All I knew of Jeremy when I started writing was his nine-year-old self. He had a twin brother and they lived with their mom. Jeremy was the sensitive twin, who had loved to hang out in the family greenhouse and draw plants. Eleven years later, in the new novel, his interest has become an obsession with disappearing plant species.
Like Jeremy, I am haunted by the rapid destruction of our planet and the apparent lack of will on the part of the human species to make the change necessary to turn things around. To write this novel, I re-imagined this character as a college Botany major. As I wrote, Jeremy’s beloved endangered and disappeared plants took on lives of their own and became active players. That totally surprised me, but it felt true to Jeremy and his story.
For you, it feels like the political is very, very personal, especially in this novel. Can you talk about this please?
The political is very personal to me. I’ve been interested in social justice since high school, active in civil rights and anti-war groups. In college, I fell in love with Robby Meeropol, who turned out to be the younger son of Ethel and Julius Rosenberg. I have never been tempted to write fiction about the Rosenberg case, but the themes raised by Robby’s family story and my own political past have always pushed their way into whatever narratives I write. As a writer, and as a reader, I’m fascinated by stories that illuminate injustice, that explore our world through very different perspectives, and that imagine a different kind of society. In today’s world, issues of global warming and climate justice feel critically important to me.

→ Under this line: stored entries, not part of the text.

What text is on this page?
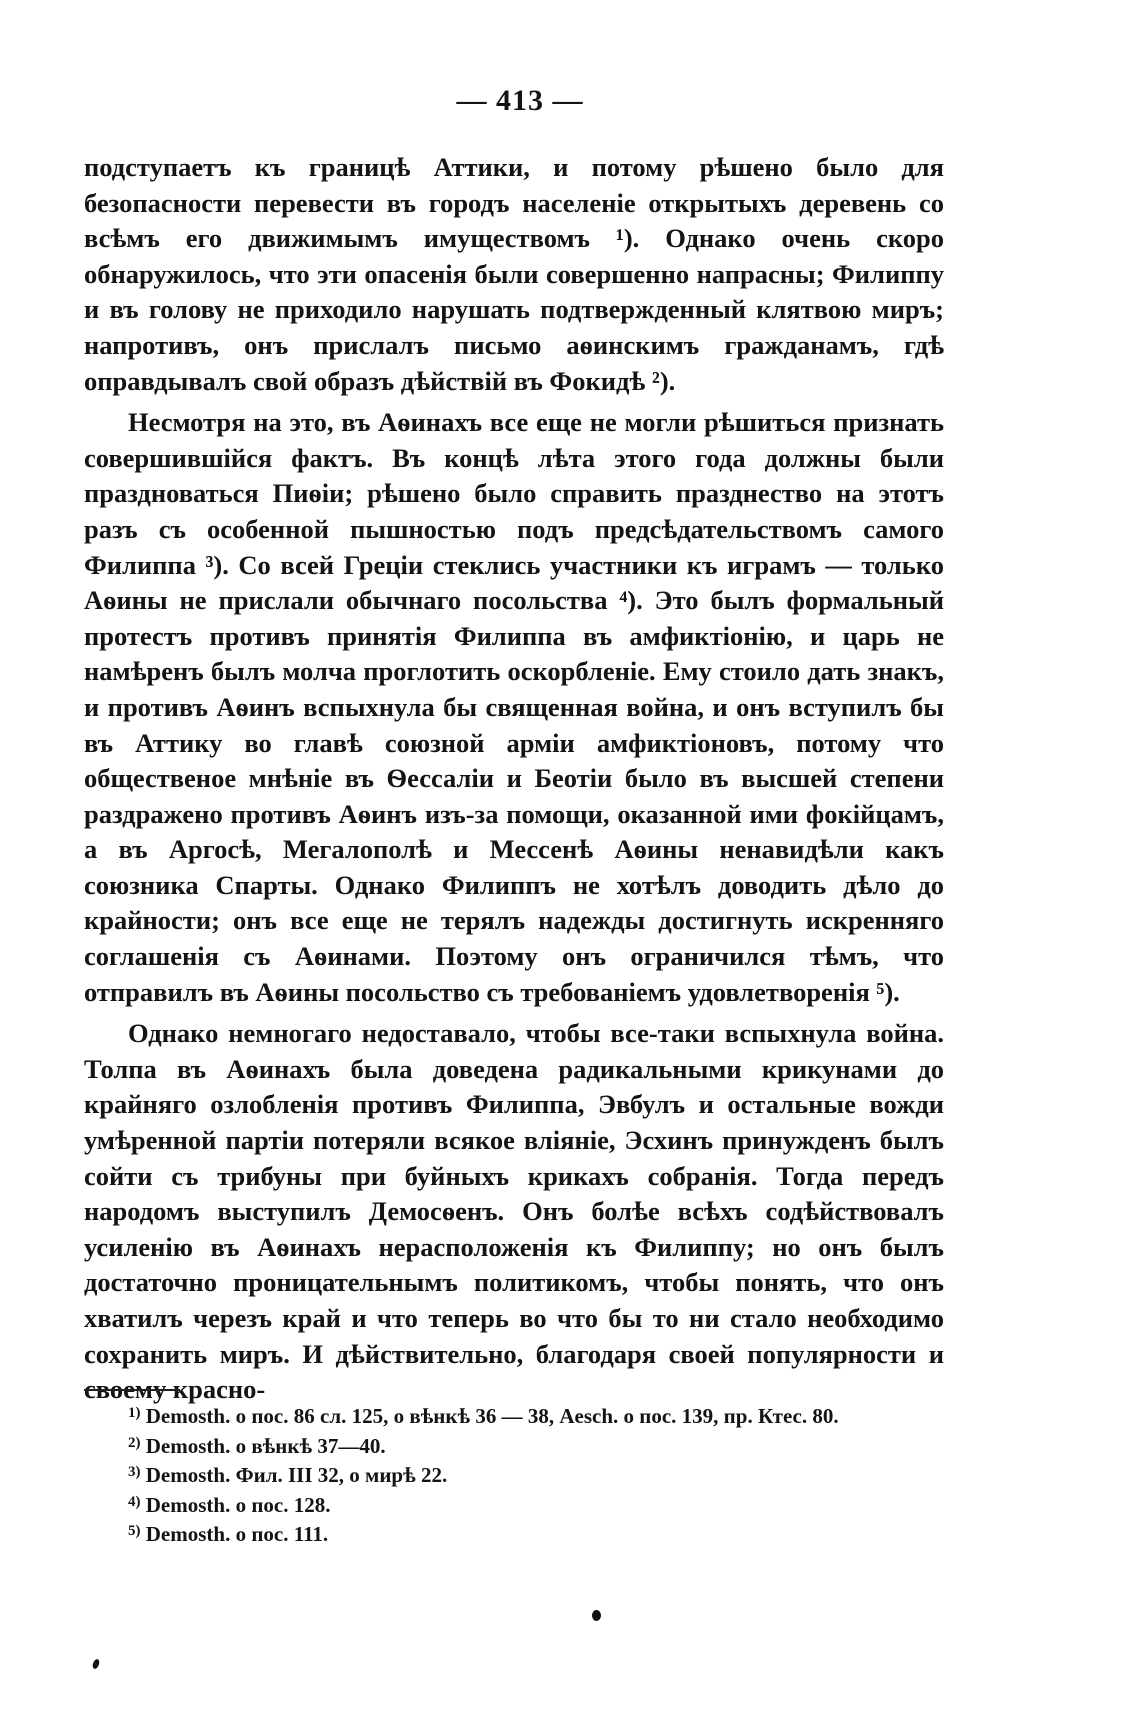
— 413 —

подступаетъ къ границѣ Аттики, и потому рѣшено было для безопасности перевести въ городъ населеніе открытыхъ деревень со всѣмъ его движимымъ имуществомъ ¹). Однако очень скоро обнаружилось, что эти опасенія были совершенно напрасны; Филиппу и въ голову не приходило нарушать подтвержденный клятвою миръ; напротивъ, онъ прислалъ письмо аѳинскимъ гражданамъ, гдѣ оправдывалъ свой образъ дѣйствій въ Фокидѣ ²).

Несмотря на это, въ Аѳинахъ все еще не могли рѣшиться признать совершившійся фактъ. Въ концѣ лѣта этого года должны были праздноваться Пиѳіи; рѣшено было справить празднество на этотъ разъ съ особенной пышностью подъ предсѣдательствомъ самого Филиппа ³). Со всей Греціи стеклись участники къ играмъ — только Аѳины не прислали обычнаго посольства ⁴). Это былъ формальный протестъ противъ принятія Филиппа въ амфиктіонію, и царь не намѣренъ былъ молча проглотить оскорбленіе. Ему стоило дать знакъ, и противъ Аѳинъ вспыхнула бы священная война, и онъ вступилъ бы въ Аттику во главѣ союзной арміи амфиктіоновъ, потому что общественое мнѣніе въ Ѳессаліи и Беотіи было въ высшей степени раздражено противъ Аѳинъ изъ-за помощи, оказанной ими фокійцамъ, а въ Аргосѣ, Мегалополѣ и Мессенѣ Аѳины ненавидѣли какъ союзника Спарты. Однако Филиппъ не хотѣлъ доводить дѣло до крайности; онъ все еще не терялъ надежды достигнуть искренняго соглашенія съ Аѳинами. Поэтому онъ ограничился тѣмъ, что отправилъ въ Аѳины посольство съ требованіемъ удовлетворенія ⁵).

Однако немногаго недоставало, чтобы все-таки вспыхнула война. Толпа въ Аѳинахъ была доведена радикальными крикунами до крайняго озлобленія противъ Филиппа, Эвбулъ и остальные вожди умѣренной партіи потеряли всякое вліяніе, Эсхинъ принужденъ былъ сойти съ трибуны при буйныхъ крикахъ собранія. Тогда передъ народомъ выступилъ Демосѳенъ. Онъ болѣе всѣхъ содѣйствовалъ усиленію въ Аѳинахъ нерасположенія къ Филиппу; но онъ былъ достаточно проницательнымъ политикомъ, чтобы понять, что онъ хватилъ черезъ край и что теперь во что бы то ни стало необходимо сохранить миръ. И дѣйствительно, благодаря своей популярности и своему красно-

$^{1)}$ Demosth. о пос. 86 сл. 125, о вѣнкѣ 36 — 38, Aesch. о пос. 139, пр. Ктес. 80.

$^{2)}$ Demosth. о вѣнкѣ 37—40.

$^{3)}$ Demosth. Фил. III 32, о мирѣ 22.

$^{4)}$ Demosth. о пос. 128.

$^{5)}$ Demosth. о пос. 111.
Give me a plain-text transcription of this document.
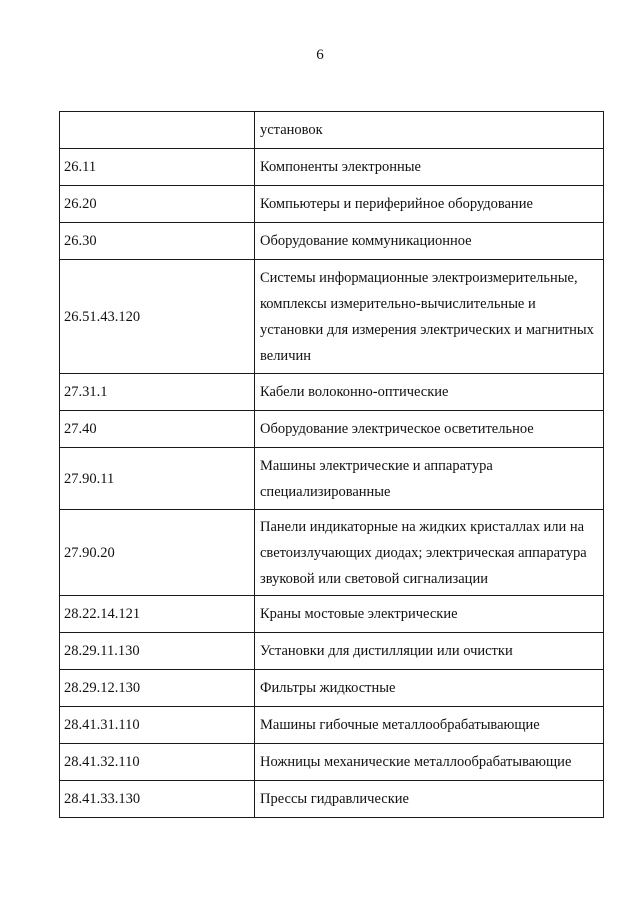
6
	установок
26.11	Компоненты электронные
26.20	Компьютеры и периферийное оборудование
26.30	Оборудование коммуникационное
26.51.43.120	Системы информационные электроизмерительные, комплексы измерительно-вычислительные и установки для измерения электрических и магнитных величин
27.31.1	Кабели волоконно-оптические
27.40	Оборудование электрическое осветительное
27.90.11	Машины электрические и аппаратура специализированные
27.90.20	Панели индикаторные на жидких кристаллах или на светоизлучающих диодах; электрическая аппаратура звуковой или световой сигнализации
28.22.14.121	Краны мостовые электрические
28.29.11.130	Установки для дистилляции или очистки
28.29.12.130	Фильтры жидкостные
28.41.31.110	Машины гибочные металлообрабатывающие
28.41.32.110	Ножницы механические металлообрабатывающие
28.41.33.130	Прессы гидравлические
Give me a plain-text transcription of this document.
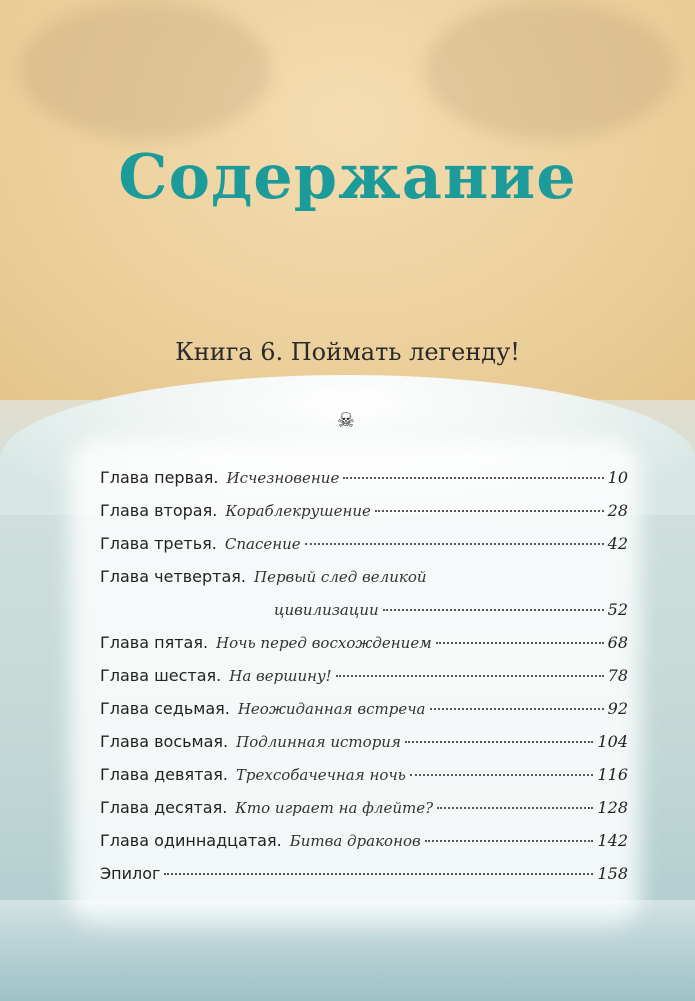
Содержание
Книга 6. Поймать легенду!
☠
Глава первая. Исчезновение	10
Глава вторая. Кораблекрушение	28
Глава третья. Спасение	42
Глава четвертая. Первый след великой
цивилизации	52
Глава пятая. Ночь перед восхождением	68
Глава шестая. На вершину!	78
Глава седьмая. Неожиданная встреча	92
Глава восьмая. Подлинная история	104
Глава девятая. Трехсобачечная ночь	116
Глава десятая. Кто играет на флейте?	128
Глава одиннадцатая. Битва драконов	142
Эпилог	158
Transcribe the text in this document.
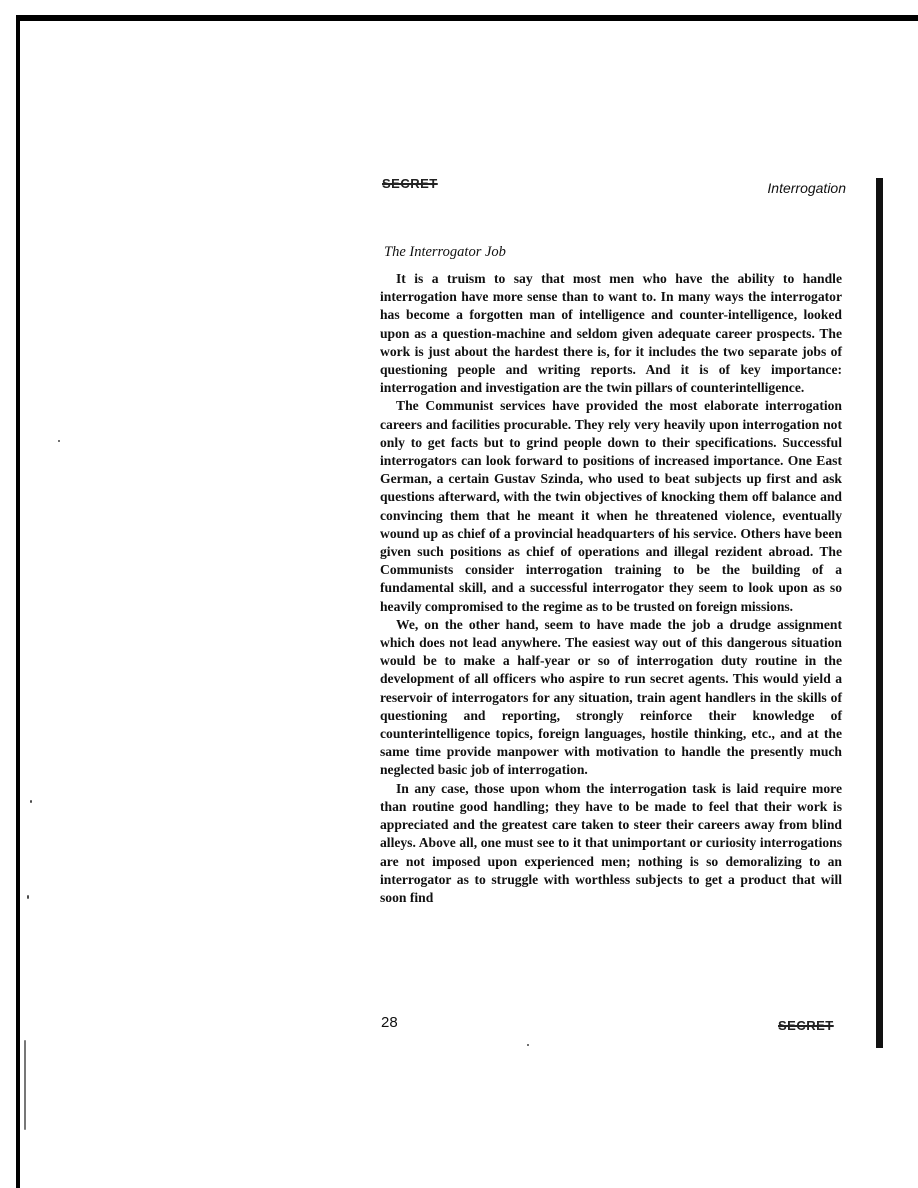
SECRET	Interrogation
The Interrogator Job

It is a truism to say that most men who have the ability to handle interrogation have more sense than to want to. In many ways the interrogator has become a forgotten man of intelligence and counter-intelligence, looked upon as a question-machine and seldom given adequate career prospects. The work is just about the hardest there is, for it includes the two separate jobs of questioning people and writing reports. And it is of key importance: interrogation and investigation are the twin pillars of counterintelligence.

The Communist services have provided the most elaborate interrogation careers and facilities procurable. They rely very heavily upon interrogation not only to get facts but to grind people down to their specifications. Successful interrogators can look forward to positions of increased importance. One East German, a certain Gustav Szinda, who used to beat subjects up first and ask questions afterward, with the twin objectives of knocking them off balance and convincing them that he meant it when he threatened violence, eventually wound up as chief of a provincial headquarters of his service. Others have been given such positions as chief of operations and illegal rezident abroad. The Communists consider interrogation training to be the building of a fundamental skill, and a successful interrogator they seem to look upon as so heavily compromised to the regime as to be trusted on foreign missions.

We, on the other hand, seem to have made the job a drudge assignment which does not lead anywhere. The easiest way out of this dangerous situation would be to make a half-year or so of interrogation duty routine in the development of all officers who aspire to run secret agents. This would yield a reservoir of interrogators for any situation, train agent handlers in the skills of questioning and reporting, strongly reinforce their knowledge of counterintelligence topics, foreign languages, hostile thinking, etc., and at the same time provide manpower with motivation to handle the presently much neglected basic job of interrogation.

In any case, those upon whom the interrogation task is laid require more than routine good handling; they have to be made to feel that their work is appreciated and the greatest care taken to steer their careers away from blind alleys. Above all, one must see to it that unimportant or curiosity interrogations are not imposed upon experienced men; nothing is so demoralizing to an interrogator as to struggle with worthless subjects to get a product that will soon find

28	SECRET
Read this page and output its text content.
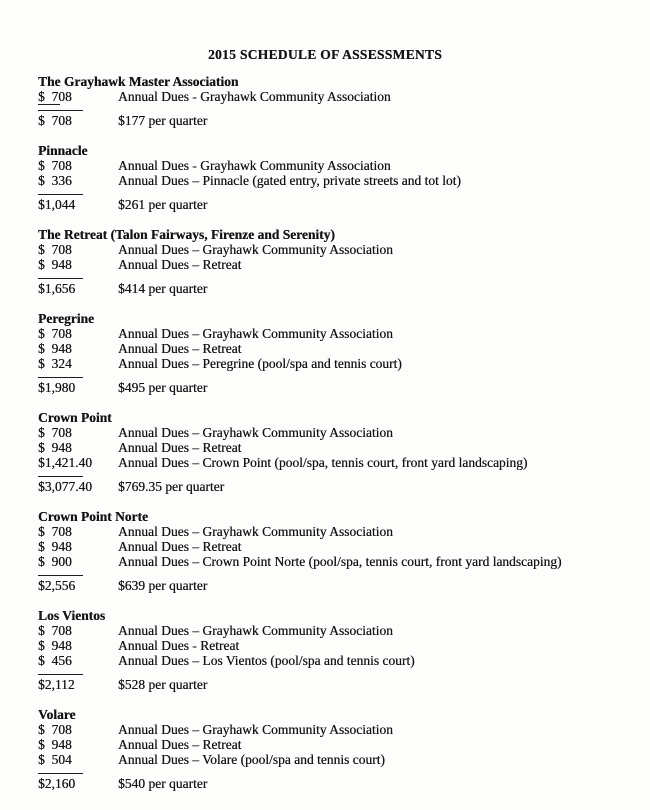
2015 SCHEDULE OF ASSESSMENTS
The Grayhawk Master Association
$  708	Annual Dues - Grayhawk Community Association
$  708	$177 per quarter
Pinnacle
$  708	Annual Dues - Grayhawk Community Association
$  336	Annual Dues – Pinnacle (gated entry, private streets and tot lot)
$1,044	$261 per quarter
The Retreat (Talon Fairways, Firenze and Serenity)
$  708	Annual Dues – Grayhawk Community Association
$  948	Annual Dues – Retreat
$1,656	$414 per quarter
Peregrine
$  708	Annual Dues – Grayhawk Community Association
$  948	Annual Dues – Retreat
$  324	Annual Dues – Peregrine (pool/spa and tennis court)
$1,980	$495 per quarter
Crown Point
$  708	Annual Dues – Grayhawk Community Association
$  948	Annual Dues – Retreat
$1,421.40	Annual Dues – Crown Point (pool/spa, tennis court, front yard landscaping)
$3,077.40	$769.35 per quarter
Crown Point Norte
$  708	Annual Dues – Grayhawk Community Association
$  948	Annual Dues – Retreat
$  900	Annual Dues – Crown Point Norte (pool/spa, tennis court, front yard landscaping)
$2,556	$639 per quarter
Los Vientos
$  708	Annual Dues – Grayhawk Community Association
$  948	Annual Dues - Retreat
$  456	Annual Dues – Los Vientos (pool/spa and tennis court)
$2,112	$528 per quarter
Volare
$  708	Annual Dues – Grayhawk Community Association
$  948	Annual Dues – Retreat
$  504	Annual Dues – Volare (pool/spa and tennis court)
$2,160	$540 per quarter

In the new novel, both Jeremy and his girlfriend’s grandmother, Flo, are acutely aware of the potential costs of political activism. Jeremy’s family, an oddball collection of outsiders who were harassed by law enforcement, paid a heavy price for being different. Flo, a lifelong activist and rabble-rouser, wants to share her knowledge and experience with young people. She has suffered consequences of choices that are outside the mainstream of our society and now faces dementia. Jeremy and Flo, separated in age by over fifty years, share a perspective about fighting injustice and very personal knowledge of the costs that can come with the territory. I think political struggle is always personal. As we fight against racism, poverty, and repression, we are still people first. We’re parents and grandparents and children and neighbors, trying to take care of each other and facing difficult questions about how to balance those competing demands. For me, fiction is a way to dramatize those conflicts, to explore those thorny questions with our heads and our hearts.
What kind of writer are you? Do you scribble on legal pads, or only use your trusty computer?
I mostly write on my computer. My brain moves quickly and my memory isn’t so great. I have to capture thoughts quickly, before they’re gone, and my fingers type faster than they write. That said, I have notebooks filled with images and observations and questions and descriptions. Some of my best ideas come when I’m walking, outside or on the treadmill, and I’ve learned to stop and jot notes (or send emails) to myself.
What’s obsessing you now and why?
I’m still very much obsessed with climate justice, even more now that we seem to be moving backwards in addressing these issues. My current manuscript, which I’ve been working on for 17 years, moves with two sisters from anti-war and feminist activism in 1968 to a crisis of politics and climate change in the near future.
What question didn't I ask that I should have?
The only thing I might add is that I am grateful to you, and to the extended community of writers and readers and booksellers and libraries for the response to the heightened dangers of today’s world. As a literary arts community, it’s crucial that we continue to work together to resist the social and political injustices around us, from loss of funding to critical environmental, arts, and social welfare organizations to heightened danger to our most vulnerable sisters and brothers. As writers and as humans who live on this world, let us be bold and brave in our writing and our activism.